To describe the period between October 2004 and March 2005 as a difficult time for DLJ Merchant Banking Partners, the in-house LBO platform of the investment banking arm of Credit Suisse, would be an understatement. Caught up in a power struggle between some of its senior dealmakers, rival private equity firms and top brass Credit Suisse management, the division at one stage seemed on the brink of termination, and an exodus of leading investment professionals followed.

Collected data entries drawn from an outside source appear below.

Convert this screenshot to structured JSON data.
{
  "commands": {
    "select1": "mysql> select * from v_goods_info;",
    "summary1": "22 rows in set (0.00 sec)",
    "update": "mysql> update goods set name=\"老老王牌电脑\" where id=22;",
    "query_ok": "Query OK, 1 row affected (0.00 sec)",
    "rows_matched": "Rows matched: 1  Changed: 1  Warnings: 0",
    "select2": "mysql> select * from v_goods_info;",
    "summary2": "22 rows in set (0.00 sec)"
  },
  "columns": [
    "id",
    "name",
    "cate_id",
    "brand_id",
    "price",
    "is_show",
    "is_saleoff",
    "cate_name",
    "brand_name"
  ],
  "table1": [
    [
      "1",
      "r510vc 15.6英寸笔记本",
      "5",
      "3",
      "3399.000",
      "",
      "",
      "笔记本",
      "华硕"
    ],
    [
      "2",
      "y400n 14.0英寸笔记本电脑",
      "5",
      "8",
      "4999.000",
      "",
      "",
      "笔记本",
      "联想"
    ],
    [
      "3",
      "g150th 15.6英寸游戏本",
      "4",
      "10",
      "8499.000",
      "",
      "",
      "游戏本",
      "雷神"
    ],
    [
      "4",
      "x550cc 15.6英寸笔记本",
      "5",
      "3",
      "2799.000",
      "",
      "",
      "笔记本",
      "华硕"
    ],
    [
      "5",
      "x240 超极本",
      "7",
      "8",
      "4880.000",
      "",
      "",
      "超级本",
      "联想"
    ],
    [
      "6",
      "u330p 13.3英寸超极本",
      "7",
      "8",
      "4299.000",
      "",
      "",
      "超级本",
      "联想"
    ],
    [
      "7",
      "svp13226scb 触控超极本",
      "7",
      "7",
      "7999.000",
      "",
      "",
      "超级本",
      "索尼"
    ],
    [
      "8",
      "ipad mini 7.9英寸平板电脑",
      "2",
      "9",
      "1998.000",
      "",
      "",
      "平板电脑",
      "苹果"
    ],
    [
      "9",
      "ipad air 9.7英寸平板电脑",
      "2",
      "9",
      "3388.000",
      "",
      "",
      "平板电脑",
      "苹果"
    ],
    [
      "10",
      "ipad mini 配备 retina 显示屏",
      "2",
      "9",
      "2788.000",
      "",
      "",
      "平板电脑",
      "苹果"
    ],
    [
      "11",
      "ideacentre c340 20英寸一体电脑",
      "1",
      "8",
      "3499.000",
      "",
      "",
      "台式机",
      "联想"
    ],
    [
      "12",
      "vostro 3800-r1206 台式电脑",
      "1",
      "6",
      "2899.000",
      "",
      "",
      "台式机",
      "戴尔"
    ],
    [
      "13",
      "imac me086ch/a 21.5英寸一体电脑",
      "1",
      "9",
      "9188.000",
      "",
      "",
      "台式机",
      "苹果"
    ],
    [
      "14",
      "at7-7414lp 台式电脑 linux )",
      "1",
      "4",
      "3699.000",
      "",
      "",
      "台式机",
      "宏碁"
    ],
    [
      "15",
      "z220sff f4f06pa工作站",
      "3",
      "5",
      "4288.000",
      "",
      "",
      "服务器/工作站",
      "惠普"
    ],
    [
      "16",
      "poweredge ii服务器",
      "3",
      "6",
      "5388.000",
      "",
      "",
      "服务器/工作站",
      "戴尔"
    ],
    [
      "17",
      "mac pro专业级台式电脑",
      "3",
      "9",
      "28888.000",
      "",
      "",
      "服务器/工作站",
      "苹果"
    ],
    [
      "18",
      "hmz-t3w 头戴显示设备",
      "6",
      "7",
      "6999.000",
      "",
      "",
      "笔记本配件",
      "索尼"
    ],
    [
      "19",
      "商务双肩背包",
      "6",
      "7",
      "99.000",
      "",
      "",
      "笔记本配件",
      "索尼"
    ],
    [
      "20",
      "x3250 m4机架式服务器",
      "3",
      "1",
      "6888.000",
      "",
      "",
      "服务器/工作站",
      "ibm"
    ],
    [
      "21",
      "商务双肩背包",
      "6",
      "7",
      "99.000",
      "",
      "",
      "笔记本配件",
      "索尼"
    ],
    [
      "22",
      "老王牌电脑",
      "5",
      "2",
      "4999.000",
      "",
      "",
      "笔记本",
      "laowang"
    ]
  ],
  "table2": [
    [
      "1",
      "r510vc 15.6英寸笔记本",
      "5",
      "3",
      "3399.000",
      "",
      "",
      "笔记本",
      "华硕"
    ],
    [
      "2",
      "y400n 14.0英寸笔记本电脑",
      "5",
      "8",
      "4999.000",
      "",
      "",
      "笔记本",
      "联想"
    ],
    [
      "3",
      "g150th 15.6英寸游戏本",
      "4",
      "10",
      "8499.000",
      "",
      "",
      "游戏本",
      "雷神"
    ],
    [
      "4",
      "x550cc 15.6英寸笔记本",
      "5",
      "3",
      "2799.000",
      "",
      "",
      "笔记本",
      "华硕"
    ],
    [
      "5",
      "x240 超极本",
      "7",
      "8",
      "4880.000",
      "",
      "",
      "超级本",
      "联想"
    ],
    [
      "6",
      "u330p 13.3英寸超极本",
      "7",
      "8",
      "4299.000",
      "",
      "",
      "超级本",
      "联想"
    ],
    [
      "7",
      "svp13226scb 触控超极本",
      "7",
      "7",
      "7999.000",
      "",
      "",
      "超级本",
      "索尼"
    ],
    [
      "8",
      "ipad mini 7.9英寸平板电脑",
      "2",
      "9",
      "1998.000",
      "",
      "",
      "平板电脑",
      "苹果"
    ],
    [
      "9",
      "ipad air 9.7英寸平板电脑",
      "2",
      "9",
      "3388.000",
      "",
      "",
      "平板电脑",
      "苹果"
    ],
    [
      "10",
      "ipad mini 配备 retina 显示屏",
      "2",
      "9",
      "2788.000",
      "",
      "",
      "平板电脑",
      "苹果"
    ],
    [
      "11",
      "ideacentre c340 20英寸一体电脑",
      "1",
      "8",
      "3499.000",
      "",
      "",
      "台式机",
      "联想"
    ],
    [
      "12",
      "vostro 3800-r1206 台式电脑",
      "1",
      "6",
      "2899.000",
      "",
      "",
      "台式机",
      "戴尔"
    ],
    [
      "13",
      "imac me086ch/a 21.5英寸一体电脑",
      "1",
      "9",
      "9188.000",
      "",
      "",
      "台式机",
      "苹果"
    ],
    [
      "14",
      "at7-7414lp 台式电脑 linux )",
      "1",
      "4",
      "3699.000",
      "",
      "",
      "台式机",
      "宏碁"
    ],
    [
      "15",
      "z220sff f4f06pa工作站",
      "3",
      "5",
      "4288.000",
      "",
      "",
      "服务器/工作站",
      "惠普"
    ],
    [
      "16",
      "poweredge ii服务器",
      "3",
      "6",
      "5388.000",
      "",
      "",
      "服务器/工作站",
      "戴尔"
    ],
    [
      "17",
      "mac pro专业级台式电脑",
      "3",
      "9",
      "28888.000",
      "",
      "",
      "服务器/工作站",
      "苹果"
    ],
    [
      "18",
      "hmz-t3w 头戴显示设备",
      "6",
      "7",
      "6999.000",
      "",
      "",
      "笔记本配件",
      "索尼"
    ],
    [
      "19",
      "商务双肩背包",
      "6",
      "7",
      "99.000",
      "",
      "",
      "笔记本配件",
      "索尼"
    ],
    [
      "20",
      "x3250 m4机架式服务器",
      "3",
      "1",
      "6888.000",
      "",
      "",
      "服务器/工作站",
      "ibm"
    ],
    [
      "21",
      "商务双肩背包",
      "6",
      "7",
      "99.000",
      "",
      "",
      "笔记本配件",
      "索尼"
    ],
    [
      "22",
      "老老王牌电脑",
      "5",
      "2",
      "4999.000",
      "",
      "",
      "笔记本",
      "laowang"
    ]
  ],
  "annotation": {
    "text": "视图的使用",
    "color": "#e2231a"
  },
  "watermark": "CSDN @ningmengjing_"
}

It was the defining characteristic of DLJ's business model, i.e. its so-called ?independent affiliate? status within the bank, which helped trigger the crisis in the first place. As an in-house entity, the group has the gamut of CS's vast investment banking capabilities at its disposal; crucially, however, it also enjoys full control over its own investment process, without interference from anyone else at the bank.

Ever since the group's formation in 1985, this formula has worked exceptionally well. Not only has it consistently delivered top-level returns on equity to its banking parent; DLJ Merchant Banking Partners also became a favorite among third-party investors, as evidenced by the $5.3 billion DLJ Merchant Banking Partners III fund raised in 2000, at the time one of the largest LBO pools ever organized.

The group continued to prosper in recent years, a time when many captive buyout teams at other investment banks spun off as part of a fast-spreading industry trend.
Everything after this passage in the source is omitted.